Aussi, est-ce une opération bien douloureuse et que l’on souhaite rédemptrice que de plonger aux racines diffuses de la langue « d’avant », celle d’un passé à la fois très défini dans les souvenirs que l’on en garde et si obscur à vouloir le retrouver dans les traces de l’idiome qui lui donnait alors corps et parfois sens.
Depuis les premiers mots tracés pour devenir vers et / ou prose, depuis ses premiers livres jusqu’à celui-ci, Christiane Veschambre se tient droite dans sa quête (du moins le réussit-elle et ce n’est ni donné, ni sans conséquences), droite dans son retour arrière a-nostalgique vers une grammaire du quotidien et du social générationnel que l’on nomme souvent improprement roman familial, comme si les clefs d’un possible récit rétrospectif étaient données dans le mouvement de ce travail d’anamnèse de l’intimité la plus vive, celle qui fonde un sujet par assimilation à une culture partagée, c’est-à-dire à une langue commune, nécessairement subjectivée pour advenir et paradoxalement, de ce fait, idiosyncrasique.
La réussite de ce livre apparaît alors : dans cette plongée au plus profond d’un sujet écrivant, place est pourtant faite au lecteur ; plus encore la lecture, de l’extérieur du texte si l’on ose dire, est le geste indispensable à l’engendrement du sens et plus fortement à la réception de l’intention de ces pages : se défaire de toute dictature solipsiste, « repousser les assauts du moi », écrire contre « l’incoercible désir » du langage « d’asservissement à ce qui fait régner le moi », à ce qui opacifie dans la pâte du temps une vraie réflexion sur l’intime sous l’illusion de l’autofiction.

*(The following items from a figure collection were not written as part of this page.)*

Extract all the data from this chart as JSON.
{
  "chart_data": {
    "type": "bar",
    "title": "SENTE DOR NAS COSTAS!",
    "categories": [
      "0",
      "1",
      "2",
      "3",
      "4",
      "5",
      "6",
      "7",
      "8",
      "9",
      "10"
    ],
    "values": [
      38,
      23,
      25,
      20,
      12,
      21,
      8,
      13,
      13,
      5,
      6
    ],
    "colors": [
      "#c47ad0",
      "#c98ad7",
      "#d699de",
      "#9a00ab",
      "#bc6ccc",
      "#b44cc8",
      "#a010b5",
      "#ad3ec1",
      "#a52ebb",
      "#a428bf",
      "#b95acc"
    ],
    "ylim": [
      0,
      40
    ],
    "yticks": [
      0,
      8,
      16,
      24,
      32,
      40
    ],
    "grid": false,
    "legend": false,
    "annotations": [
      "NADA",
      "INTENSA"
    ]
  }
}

Christiane Veschambre trace une autre voie avec exigence et une forme émouvante d’apaisement, sans aucune cuistrerie dans la convocation de ces voix qui l’entourent et la portent, telles celles de Robert Walser, Emily Dickinson, Gilles Deleuze ou avec l’analyse sensible du cinéma de Mankiewicz, par exemple.
Mais le plus fort peut-être, c’est pour nous lecteurs d’être à notre tour dans la situation qui fut la sienne au principe de son écriture, d’être attrapés par le trouble qui sépare et souvent noue les usages multiples et différents d’une langue basse, comme plongés en abîme, errant parmi les miroirs réfléchissant les récits qui font la chair d’un livre. De ce livre particulièrement.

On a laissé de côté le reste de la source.